FAQ: Swiss Crowdfunding for Freelancers
What is the best crowdfunding platform in Switzerland for freelancers?
For reward-based launches, wemakeit is the best default choice for most Swiss freelancers because it supports all major Swiss languages, CHF payments, and a strong local backer community. Crowdify is also strong for urban, cultural, food, and staged-funding projects.
Can a sole proprietor in Switzerland use crowdfunding?
Yes. A sole proprietor can use reward crowdfunding, donation crowdfunding if the project is eligible, or crowdlending if they pass the platform's credit checks. Equity crowdfunding is harder because it usually requires a company structure suitable for issuing shares or participation rights.
Is crowdfunding income taxable in Switzerland?
Reward crowdfunding is generally treated like business income when backers receive products, services, tickets, or other consideration. If you are VAT-registered, VAT may apply. Pure donations can be different, but mixed or business-linked campaigns should be checked with a fiduciary.
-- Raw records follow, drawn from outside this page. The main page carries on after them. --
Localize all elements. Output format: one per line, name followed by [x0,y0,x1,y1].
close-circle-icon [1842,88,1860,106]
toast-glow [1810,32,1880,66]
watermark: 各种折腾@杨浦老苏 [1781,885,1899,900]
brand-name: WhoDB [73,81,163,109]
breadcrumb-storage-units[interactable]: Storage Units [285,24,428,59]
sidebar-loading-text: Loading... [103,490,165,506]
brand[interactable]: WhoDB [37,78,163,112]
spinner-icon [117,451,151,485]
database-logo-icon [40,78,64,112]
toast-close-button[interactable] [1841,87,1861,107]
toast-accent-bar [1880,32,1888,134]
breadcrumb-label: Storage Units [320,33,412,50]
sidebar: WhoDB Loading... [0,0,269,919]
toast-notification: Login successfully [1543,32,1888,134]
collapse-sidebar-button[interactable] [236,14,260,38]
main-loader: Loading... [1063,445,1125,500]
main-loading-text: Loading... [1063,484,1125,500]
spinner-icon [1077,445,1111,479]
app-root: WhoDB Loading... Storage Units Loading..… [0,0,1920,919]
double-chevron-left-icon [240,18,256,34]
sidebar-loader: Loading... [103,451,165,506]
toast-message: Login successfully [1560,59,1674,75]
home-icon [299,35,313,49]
Which Swiss crowdlending platform is most realistic for freelancers?
Cashare and LEND are usually more realistic for self-employed people than SME-only platforms. Swisspeers, CG24, and Acredius are better suited to established companies with clean annual accounts and documented turnover.
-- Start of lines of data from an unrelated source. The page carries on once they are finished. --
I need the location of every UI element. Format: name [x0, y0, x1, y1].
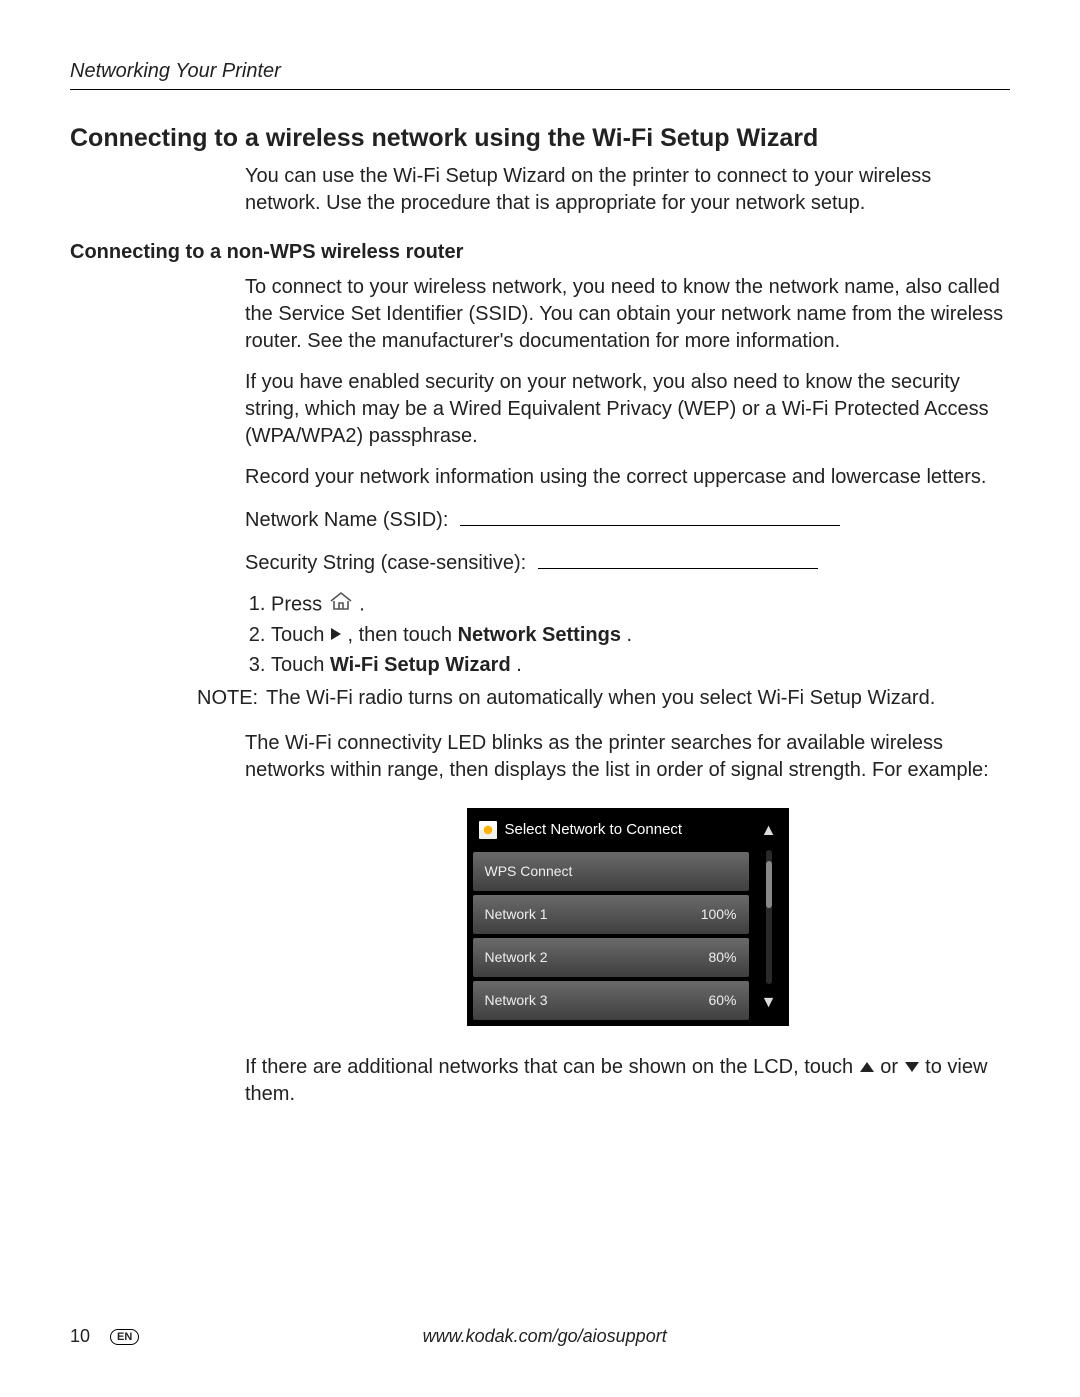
- body-column: You can use the Wi-Fi Setup Wizard on th…: [245, 163, 1010, 217]
- support-url: www.kodak.com/go/aiosupport: [79, 1326, 1010, 1347]
- paragraph: If there are additional networks that ca…: [245, 1054, 1010, 1108]
- intro-paragraph: You can use the Wi-Fi Setup Wizard on th…: [245, 163, 1010, 217]
- lcd-figure: Select Network to Connect WPS Connect Ne…: [245, 808, 1010, 1026]
- step-text: , then touch: [348, 624, 458, 646]
- lcd-row-signal: 60%: [708, 991, 736, 1010]
- lcd-scrollbar: ▲ ▼: [755, 814, 783, 1020]
- note-block: NOTE: The Wi-Fi radio turns on automatic…: [197, 685, 1010, 712]
- step-text: .: [516, 654, 522, 676]
- security-blank-line: [538, 548, 818, 569]
- play-icon: [330, 622, 342, 649]
- scroll-down-icon[interactable]: ▼: [761, 992, 777, 1014]
- lcd-row-network[interactable]: Network 3 60%: [473, 981, 749, 1020]
- lcd-row-name: Network 1: [485, 905, 548, 924]
- lcd-title: Select Network to Connect: [505, 820, 683, 840]
- page-footer: 10 EN www.kodak.com/go/aiosupport: [70, 1326, 1010, 1347]
- lcd-row-signal: 80%: [708, 948, 736, 967]
- section-heading: Connecting to a wireless network using t…: [70, 124, 1010, 153]
- step-bold: Wi-Fi Setup Wizard: [330, 654, 511, 676]
- subsection-heading: Connecting to a non-WPS wireless router: [70, 241, 1010, 264]
- paragraph: To connect to your wireless network, you…: [245, 274, 1010, 355]
- wizard-icon: [479, 821, 497, 839]
- paragraph: If you have enabled security on your net…: [245, 369, 1010, 450]
- security-label: Security String (case-sensitive):: [245, 552, 526, 574]
- lcd-row-signal: 100%: [701, 905, 737, 924]
- step-text: Touch: [271, 624, 330, 646]
- step-1: Press .: [271, 591, 1010, 619]
- lcd-screen: Select Network to Connect WPS Connect Ne…: [467, 808, 789, 1026]
- ssid-field-line: Network Name (SSID):: [245, 505, 1010, 534]
- manual-page: Networking Your Printer Connecting to a …: [0, 0, 1080, 1397]
- lcd-row-network[interactable]: Network 2 80%: [473, 938, 749, 977]
- step-2: Touch , then touch Network Settings .: [271, 622, 1010, 649]
- step-text: .: [627, 624, 633, 646]
- lcd-list: Select Network to Connect WPS Connect Ne…: [473, 814, 749, 1020]
- scroll-track[interactable]: [766, 850, 772, 985]
- text: If there are additional networks that ca…: [245, 1056, 859, 1078]
- step-text: Touch: [271, 654, 330, 676]
- lcd-row-wps[interactable]: WPS Connect: [473, 852, 749, 891]
- ssid-label: Network Name (SSID):: [245, 509, 448, 531]
- lcd-row-network[interactable]: Network 1 100%: [473, 895, 749, 934]
- step-text: Press: [271, 593, 328, 615]
- note-text: The Wi-Fi radio turns on automatically w…: [266, 685, 935, 712]
- paragraph: Record your network information using th…: [245, 464, 1010, 491]
- step-text: .: [359, 593, 365, 615]
- lcd-row-name: Network 2: [485, 948, 548, 967]
- triangle-up-icon: [859, 1054, 875, 1081]
- security-field-line: Security String (case-sensitive):: [245, 548, 1010, 577]
- note-label: NOTE:: [197, 685, 258, 712]
- lcd-row-name: Network 3: [485, 991, 548, 1010]
- steps-list: Press . Touch , then touch Network Setti…: [245, 591, 1010, 679]
- paragraph: The Wi-Fi connectivity LED blinks as the…: [245, 730, 1010, 784]
- home-icon: [328, 591, 354, 619]
- running-head: Networking Your Printer: [70, 60, 1010, 90]
- lcd-header: Select Network to Connect: [473, 814, 749, 848]
- step-bold: Network Settings: [458, 624, 621, 646]
- body-column: To connect to your wireless network, you…: [245, 274, 1010, 1108]
- text: or: [880, 1056, 903, 1078]
- step-3: Touch Wi-Fi Setup Wizard .: [271, 652, 1010, 679]
- lcd-row-name: WPS Connect: [485, 862, 573, 881]
- triangle-down-icon: [904, 1054, 920, 1081]
- scroll-up-icon[interactable]: ▲: [761, 820, 777, 842]
- ssid-blank-line: [460, 505, 840, 526]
Do Swiss crowdfunding platforms support TWINT?
Several Swiss platforms support TWINT, including wemakeit, Crowdify, and Lokalhelden. This matters for Swiss conversion because many local backers prefer TWINT over card payments or international checkout flows.
Should I use Kickstarter instead of a Swiss platform?
Use Kickstarter or Indiegogo if your audience is international and your product fits global categories such as hardware, games, design, or gadgets. If your audience is mainly Swiss, a local platform usually offers better trust, language fit, and payment conversion.
Can crowdfunding replace a bank loan?
Sometimes, but not always. Reward crowdfunding can finance launches through pre-sales, while crowdlending can replace or supplement a bank loan. It does not fix weak margins, poor demand, or missing bookkeeping.
How much should I raise in a reward campaign?
Raise the minimum amount needed to deliver the project after platform fees, payment fees, VAT if applicable, production, shipping, and contingency. A smaller realistic goal is usually better than an impressive target you cannot reach.